In the first case, food particles that haven't broken down earlier in the digestive process are broken down by intestinal bacteria in the colon. Although microorganisms in the body consume most of the gas that's produced through this process, any remaining gas eventually leaves the body by way of farting. In the second case, air that a person swallows from eating, drinking, breathing, chewing gum, and smoking (among other ways of entry) that's not released by way of a burp or belch travels through the stomach and intestines. In either case, gas flows down through the rest of the digestive tract and eventually exits the body through the anus which is what causes the fart. Although embarrassing at times, this silent or noisy expulsion may help bring about some relief and comfort from a buildup of gas within the lower part of the body.

There are a number of foods known to cause or increase flatulence, including:

  • Cruciferous vegetables that contain raffinose, such as broccoli and Brussels sprouts
  • Food that has high fiber content, such as beans and lentils
  • Food that contains fructose, such as fruits, asparagus, and artichokes
  • Food that contains lactose, such as milk and cheese
  • Processed food products that contain sorbitol, such as sugar-free gum and candy  
  • Carbonated beverages

Adapted from the American College of Gastroenterology.

The foods listed are more difficult for the body to digest, and thus aren’t digested until they reach the colon. This means that once a gas-inducing food (such as broccoli) reaches the colon, it's then consumed by intestinal bacteria and produces gas, some of which is expelled by the anus.
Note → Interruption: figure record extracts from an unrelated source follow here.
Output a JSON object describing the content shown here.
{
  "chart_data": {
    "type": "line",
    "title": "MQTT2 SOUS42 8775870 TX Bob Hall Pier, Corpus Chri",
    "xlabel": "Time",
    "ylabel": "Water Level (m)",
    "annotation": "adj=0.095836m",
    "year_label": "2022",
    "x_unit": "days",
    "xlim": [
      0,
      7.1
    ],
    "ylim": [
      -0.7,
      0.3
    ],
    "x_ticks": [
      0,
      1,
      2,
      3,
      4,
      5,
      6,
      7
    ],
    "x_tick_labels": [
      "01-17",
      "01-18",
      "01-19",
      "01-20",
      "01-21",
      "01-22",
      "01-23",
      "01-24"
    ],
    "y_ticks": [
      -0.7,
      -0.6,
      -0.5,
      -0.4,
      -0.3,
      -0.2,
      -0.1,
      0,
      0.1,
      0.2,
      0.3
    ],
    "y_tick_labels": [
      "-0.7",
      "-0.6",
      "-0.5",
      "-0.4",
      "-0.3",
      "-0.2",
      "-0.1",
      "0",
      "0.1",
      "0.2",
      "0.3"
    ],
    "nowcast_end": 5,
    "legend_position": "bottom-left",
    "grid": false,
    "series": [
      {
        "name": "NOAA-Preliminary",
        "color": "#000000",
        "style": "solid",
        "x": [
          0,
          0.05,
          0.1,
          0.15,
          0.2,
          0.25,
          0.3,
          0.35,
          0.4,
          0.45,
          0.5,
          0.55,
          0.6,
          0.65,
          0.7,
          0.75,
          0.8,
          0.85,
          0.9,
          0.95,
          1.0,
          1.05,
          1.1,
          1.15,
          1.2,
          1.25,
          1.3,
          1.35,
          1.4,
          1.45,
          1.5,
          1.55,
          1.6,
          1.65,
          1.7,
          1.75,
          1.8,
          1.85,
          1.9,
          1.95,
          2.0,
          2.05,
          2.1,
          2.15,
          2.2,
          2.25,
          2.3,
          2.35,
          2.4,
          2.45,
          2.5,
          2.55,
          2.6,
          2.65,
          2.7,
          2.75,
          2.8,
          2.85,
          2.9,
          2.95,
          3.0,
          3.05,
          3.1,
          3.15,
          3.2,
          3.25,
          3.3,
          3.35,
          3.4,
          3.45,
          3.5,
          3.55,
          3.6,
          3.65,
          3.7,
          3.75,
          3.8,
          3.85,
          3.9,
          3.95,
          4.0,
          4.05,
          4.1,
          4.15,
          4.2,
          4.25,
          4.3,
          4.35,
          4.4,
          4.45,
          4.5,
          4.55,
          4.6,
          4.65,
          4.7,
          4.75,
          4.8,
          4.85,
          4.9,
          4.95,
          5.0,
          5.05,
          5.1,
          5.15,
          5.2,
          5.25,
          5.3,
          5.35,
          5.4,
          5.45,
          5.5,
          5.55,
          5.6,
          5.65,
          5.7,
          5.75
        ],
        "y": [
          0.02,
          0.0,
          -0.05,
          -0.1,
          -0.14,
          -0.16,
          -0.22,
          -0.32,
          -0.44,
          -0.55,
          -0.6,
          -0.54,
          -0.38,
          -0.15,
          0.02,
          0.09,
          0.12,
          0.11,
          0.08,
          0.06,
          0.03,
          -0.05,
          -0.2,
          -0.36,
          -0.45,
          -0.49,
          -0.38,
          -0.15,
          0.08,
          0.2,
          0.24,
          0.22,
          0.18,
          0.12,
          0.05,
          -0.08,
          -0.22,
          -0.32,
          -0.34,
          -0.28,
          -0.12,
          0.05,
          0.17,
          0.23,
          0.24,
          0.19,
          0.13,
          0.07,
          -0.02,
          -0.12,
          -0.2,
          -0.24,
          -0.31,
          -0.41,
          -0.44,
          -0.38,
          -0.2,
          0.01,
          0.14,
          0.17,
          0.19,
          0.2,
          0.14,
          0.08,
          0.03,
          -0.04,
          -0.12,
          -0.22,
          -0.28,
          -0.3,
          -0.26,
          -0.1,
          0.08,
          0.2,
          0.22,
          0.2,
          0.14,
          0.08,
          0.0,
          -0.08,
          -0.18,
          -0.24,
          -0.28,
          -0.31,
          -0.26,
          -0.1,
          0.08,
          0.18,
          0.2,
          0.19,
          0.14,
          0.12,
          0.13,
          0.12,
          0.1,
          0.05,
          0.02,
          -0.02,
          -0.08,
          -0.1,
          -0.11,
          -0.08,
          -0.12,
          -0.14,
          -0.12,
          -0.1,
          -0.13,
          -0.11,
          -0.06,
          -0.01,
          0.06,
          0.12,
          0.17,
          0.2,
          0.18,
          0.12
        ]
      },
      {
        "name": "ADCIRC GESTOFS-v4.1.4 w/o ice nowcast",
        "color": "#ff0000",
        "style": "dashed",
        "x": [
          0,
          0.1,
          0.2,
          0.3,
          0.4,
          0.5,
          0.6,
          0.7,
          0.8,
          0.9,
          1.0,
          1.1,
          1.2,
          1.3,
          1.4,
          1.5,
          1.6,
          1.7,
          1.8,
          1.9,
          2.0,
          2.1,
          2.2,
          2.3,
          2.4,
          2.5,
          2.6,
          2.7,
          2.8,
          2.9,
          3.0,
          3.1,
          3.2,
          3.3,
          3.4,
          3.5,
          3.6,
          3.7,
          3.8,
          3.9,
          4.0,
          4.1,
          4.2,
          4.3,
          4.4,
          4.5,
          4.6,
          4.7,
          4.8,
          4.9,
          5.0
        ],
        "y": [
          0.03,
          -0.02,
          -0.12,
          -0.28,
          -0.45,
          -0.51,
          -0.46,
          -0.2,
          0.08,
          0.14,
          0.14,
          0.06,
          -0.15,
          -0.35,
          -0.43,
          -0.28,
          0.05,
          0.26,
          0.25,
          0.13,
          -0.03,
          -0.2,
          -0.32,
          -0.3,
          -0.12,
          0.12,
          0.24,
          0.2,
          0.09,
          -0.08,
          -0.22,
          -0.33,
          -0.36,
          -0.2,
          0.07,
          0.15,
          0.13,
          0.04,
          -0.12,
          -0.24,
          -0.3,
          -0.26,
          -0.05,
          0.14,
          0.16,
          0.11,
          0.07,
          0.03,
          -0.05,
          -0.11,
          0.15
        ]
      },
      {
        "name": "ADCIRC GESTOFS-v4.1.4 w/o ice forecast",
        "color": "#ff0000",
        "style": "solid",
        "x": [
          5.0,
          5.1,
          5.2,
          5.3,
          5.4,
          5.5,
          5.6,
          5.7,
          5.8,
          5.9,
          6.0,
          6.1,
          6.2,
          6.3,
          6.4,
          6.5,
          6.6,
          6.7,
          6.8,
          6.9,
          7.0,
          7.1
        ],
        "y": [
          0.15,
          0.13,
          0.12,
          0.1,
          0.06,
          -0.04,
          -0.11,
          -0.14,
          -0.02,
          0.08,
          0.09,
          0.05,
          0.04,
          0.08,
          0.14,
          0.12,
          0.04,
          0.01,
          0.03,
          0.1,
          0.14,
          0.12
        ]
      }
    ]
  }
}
Although it's a natural process, sometimes flatulence causes discomfort or stomach pain, which may be a sign that something in your digestive system has gone awry. Some digestive issues associated with gassy discomfort include:

  • Small intestinal bacteria growth
  • Irritable bowel syndrome (IBS)
  • Gastroesophageal reflux disease (GERD)
  • Problems digesting carbohydrates, including lactose intolerance, dietary fructose intolerance, or celiac disease 

Adapted from the National Institute of Diabetes and Digestive and Kidney Diseases (NIH).

There are ways to reduce gas pain, such as removing gas-producing foods from your diet, or chewing and swallowing food at a slower pace. However, if you find you’re experiencing gas-related discomfort that's getting in the way of your daily life, consider reaching out to a health care provider for guidance. 

Thank you for bringing this to our readers’ attention. Fart on!